Wednesday, September 28, 2011

Raising a Nation of Mush-brained Wusses


Now don’t get me wrong… When my first son was born, my wife and I went a little overboard with the whole baby safety thing. We watered down the Jack Daniels in his bottle, only loaded the Smith and Wesson 357 in his crib with blanks, and made sure that he only smoked low-tar cigarettes. But as a nation, we are really taking things too far in protecting our little mush-brained darlings from themselves.

Case in point is the recently expanded recall of the Little Tykes Toy Workshop, Trucks, and Tool sets. The 2009 recall has been expanded from 1.6 million units to over 3.3 million units. When I first saw the headline I wondered, what could possibly be the problem? Were they radioactive? Did they spontaneously burst into flames? Did they shoot razor sharp spinning disks of death? No. Apparently, the 3 ¼ inch by 1 ¼ inch plastic nails present a choking hazard. Hmmmmmm….. Well, I guess if thousands of little bubble-wrapped mush-brains are dying from jamming them down their gullets maybe something should be done. I read further…. There have been two reporting incidents where both children were treated and made full recoveries. Two. Out of 3.3 million. That is a whopping .00000006 percent! WOW! As a parent, I feel my boys are so much safer.


Everyone raise their hand… Who out there didn’t learn the hard way that sticking a screwdriver in an outlet has some unpleasant side-effects? Didn’t do it again did you? (If you did, I can only assume that you voted for Bill Clinton twice but I digress.) Firecrackers in Coke bottles, homemade flamethrowers from cans of Raid, sledding while holding on to car bumpers, and bike ramps built at a 45 degree angle, from particle board, at the bottom of a steep hill. These were all invaluable teaching moments growing up. It taught us that bad decisions have consequences. Did we blame the particle board for splitting and launching us 15 feet straight up in the air?
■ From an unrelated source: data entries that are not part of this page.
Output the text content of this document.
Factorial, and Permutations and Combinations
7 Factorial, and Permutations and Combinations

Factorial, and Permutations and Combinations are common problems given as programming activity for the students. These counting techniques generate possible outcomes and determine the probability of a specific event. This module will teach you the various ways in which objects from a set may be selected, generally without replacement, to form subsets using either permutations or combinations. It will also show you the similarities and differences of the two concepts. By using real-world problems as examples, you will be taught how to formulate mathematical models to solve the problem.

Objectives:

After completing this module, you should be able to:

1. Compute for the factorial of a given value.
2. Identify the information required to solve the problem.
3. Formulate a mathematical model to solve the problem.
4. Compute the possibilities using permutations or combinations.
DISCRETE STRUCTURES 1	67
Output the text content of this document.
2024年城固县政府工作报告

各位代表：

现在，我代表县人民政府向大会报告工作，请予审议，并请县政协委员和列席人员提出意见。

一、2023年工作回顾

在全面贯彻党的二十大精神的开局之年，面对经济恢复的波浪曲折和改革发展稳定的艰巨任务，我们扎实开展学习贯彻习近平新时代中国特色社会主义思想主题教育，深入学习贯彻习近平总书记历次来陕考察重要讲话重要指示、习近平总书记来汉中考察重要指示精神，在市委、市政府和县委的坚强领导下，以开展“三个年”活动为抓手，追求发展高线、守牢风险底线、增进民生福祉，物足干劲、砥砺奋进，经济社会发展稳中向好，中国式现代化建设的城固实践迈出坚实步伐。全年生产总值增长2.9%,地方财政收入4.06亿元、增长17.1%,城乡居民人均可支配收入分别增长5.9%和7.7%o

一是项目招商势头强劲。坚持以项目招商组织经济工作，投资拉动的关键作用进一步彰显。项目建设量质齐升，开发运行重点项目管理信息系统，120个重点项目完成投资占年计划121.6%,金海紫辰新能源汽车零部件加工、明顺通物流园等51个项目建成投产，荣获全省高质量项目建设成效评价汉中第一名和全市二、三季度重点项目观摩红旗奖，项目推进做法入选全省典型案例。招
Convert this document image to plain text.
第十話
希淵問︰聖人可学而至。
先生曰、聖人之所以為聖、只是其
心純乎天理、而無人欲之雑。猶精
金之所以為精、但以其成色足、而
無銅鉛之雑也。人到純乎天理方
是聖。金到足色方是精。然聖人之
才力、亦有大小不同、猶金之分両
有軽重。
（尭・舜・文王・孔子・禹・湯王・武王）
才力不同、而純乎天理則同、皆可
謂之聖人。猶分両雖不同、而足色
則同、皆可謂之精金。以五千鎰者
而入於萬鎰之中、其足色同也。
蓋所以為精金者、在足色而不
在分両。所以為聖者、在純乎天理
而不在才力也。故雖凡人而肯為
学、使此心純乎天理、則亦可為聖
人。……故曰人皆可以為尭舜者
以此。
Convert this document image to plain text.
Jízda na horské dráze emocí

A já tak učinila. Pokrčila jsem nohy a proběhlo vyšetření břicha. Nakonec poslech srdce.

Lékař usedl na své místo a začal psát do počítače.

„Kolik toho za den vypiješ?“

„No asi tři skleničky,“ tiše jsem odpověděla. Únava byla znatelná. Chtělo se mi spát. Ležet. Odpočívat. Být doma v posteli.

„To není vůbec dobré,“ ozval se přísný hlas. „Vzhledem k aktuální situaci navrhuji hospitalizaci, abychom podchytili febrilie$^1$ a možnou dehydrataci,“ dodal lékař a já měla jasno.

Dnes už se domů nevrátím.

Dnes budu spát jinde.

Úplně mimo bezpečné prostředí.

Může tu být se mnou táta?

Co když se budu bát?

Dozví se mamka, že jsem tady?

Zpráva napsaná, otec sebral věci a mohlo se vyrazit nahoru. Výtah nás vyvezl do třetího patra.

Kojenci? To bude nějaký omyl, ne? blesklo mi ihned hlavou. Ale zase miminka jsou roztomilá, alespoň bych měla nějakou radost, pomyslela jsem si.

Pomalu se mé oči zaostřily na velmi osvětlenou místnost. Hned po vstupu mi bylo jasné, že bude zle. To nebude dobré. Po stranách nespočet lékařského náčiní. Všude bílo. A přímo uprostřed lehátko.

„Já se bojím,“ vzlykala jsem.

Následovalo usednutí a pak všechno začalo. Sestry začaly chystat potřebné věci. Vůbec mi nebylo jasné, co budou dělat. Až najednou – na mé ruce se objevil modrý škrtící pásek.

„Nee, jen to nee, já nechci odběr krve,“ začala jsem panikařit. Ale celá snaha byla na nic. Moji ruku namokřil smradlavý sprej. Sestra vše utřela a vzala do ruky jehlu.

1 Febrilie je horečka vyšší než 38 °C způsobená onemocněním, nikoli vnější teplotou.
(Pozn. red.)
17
Did our parents sue the particle board manufacturer for making a defective product and not properly labeling the particle board with warnings about not using particle board for 45 degree bike ramps located at the bottom of steep hills? NO! Our moms shoved the protruding bones back into our arms and proceeded to beat us with the remaining particle board fragments all the way home.

No one wants to see their children harmed. But as parents, and by extension a nation, we do our children more harm than good by not allowing them to experience the consequences of their stupid decisions. We prefer to hermetically seal them in bubble wrap and 42 point harness them into safety seats until they are 40.

When, instead of overprotecting our children, blaming others for their mistakes, and rationalizing their poor behavior, are we as parents going to start teaching them personal responsibility? Maybe right after we start taking responsibility for our own actions. I’ll start holding my breath.